Tive uma preocupação muito grande em achar soluções para ajudar as pessoas. Com amigos da Itália e da Espanha, me adiantei na preparação para o isolamento, e mobilizei auxílios. Propus, em vídeo, que dessemos uma gorjeta gorda pros entregadores, que a gente oferecesse máscaras e luvas. No dia seguinte, recebi correntes de pedidos, vi que os profissionais liberais não teriam como resolver as vidas. Comecei a fazer vídeos propondo soluções. Sugeri que a gente começasse a dar 10% sempre que a gente pedisse uma comida. No meio disso, recebi dois vídeos de empresários com posição absolutamente oposta. Vi que um deles fazia parte da lista Forbes, entre as pessoas mais ricas do mundo, e criei o trocadilho com a lista Fortes. Pesquisei o lucro líquido de 2019 dos empresários: dava para pagar R$ 1 mil, durante três meses para trinta milhões de brasileiros.! Motivei empresário a trocarem prioridades. Estimulei doações e, em contrapartida, disponibilizei minhas redes sociais pra divulgar toda e qualquer ação significativa do empresariado consciente. Daí derivou a lista Fortes Brasil, campanha destinada a salvar vidas de funcionários, de consumidores, corresponsáveis pelo lucro líquido de uma empresa.
Atualmente, você representa dois médicos, tanto em novela (Novo mundo) quanto em série (Unidade básica, no Universal Channel).Como se descolaram do padrão americano na série, e como os médicos reais te inspiram?
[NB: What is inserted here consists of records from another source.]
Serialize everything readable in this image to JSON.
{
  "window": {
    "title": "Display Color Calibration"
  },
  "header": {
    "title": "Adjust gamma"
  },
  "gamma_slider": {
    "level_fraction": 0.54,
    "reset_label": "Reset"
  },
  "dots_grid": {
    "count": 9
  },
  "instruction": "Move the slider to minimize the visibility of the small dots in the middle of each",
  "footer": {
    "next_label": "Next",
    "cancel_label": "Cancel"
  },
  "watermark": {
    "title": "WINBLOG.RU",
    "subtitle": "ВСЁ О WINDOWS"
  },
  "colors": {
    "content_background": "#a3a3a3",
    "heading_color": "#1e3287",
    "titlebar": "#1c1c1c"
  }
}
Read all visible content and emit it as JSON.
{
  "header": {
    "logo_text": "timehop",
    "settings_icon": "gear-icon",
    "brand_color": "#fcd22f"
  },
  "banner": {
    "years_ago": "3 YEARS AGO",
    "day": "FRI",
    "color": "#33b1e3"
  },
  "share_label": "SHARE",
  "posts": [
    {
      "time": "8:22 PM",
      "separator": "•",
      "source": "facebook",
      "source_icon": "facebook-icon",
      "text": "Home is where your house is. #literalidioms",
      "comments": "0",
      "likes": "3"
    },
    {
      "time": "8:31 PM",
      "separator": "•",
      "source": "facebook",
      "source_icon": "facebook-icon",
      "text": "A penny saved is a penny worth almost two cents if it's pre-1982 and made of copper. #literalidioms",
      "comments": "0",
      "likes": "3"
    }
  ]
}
Unidade Básica está na segunda temporada. Tivemos o esforço de sair dos padrões das séries médicas americanas, e que não foi mérito meu. A série foi criada ao se apostar numa linguagem de ruptura de ingredientes comuns a todas as séries médicas. Tiraram ingredientes como adrenalina, as emergências, as doenças raras com soluções raras, os médicos sempre bem-sucedidos e o teor de sensualidade. Uma corrente nova da medicina que percebe as séries americanas como nocivas na formação dos novos profissionais de saúde movidos pelo êxito financeiro, pelo ambiente sofisticado e com um cotidiano repleto de descobertas científicas semanais. Nossa série trata da realidade das unidades básicas de saúde, absolutamente de modo fiel. Temos gigantes retornos e respaldos da classe médica. A criadora da série trabalha no meio, como defensora da medicina de família, e escreveu uma tese sobre a série. Tivemos reuniões com a intelectualidade que pensa no sistema de saúde público. Essa série é usada nas universidades como referência. Acho a série extremamente corajosa, atual e absolutamente fidedigna ao momento atual. Enxergo os profissionais de saúde como a maioria dos brasileiros nesse momento: são heróis de guerra, são soldados que vão para a linha de batalha. Arriscam as vidas deles, diariamente.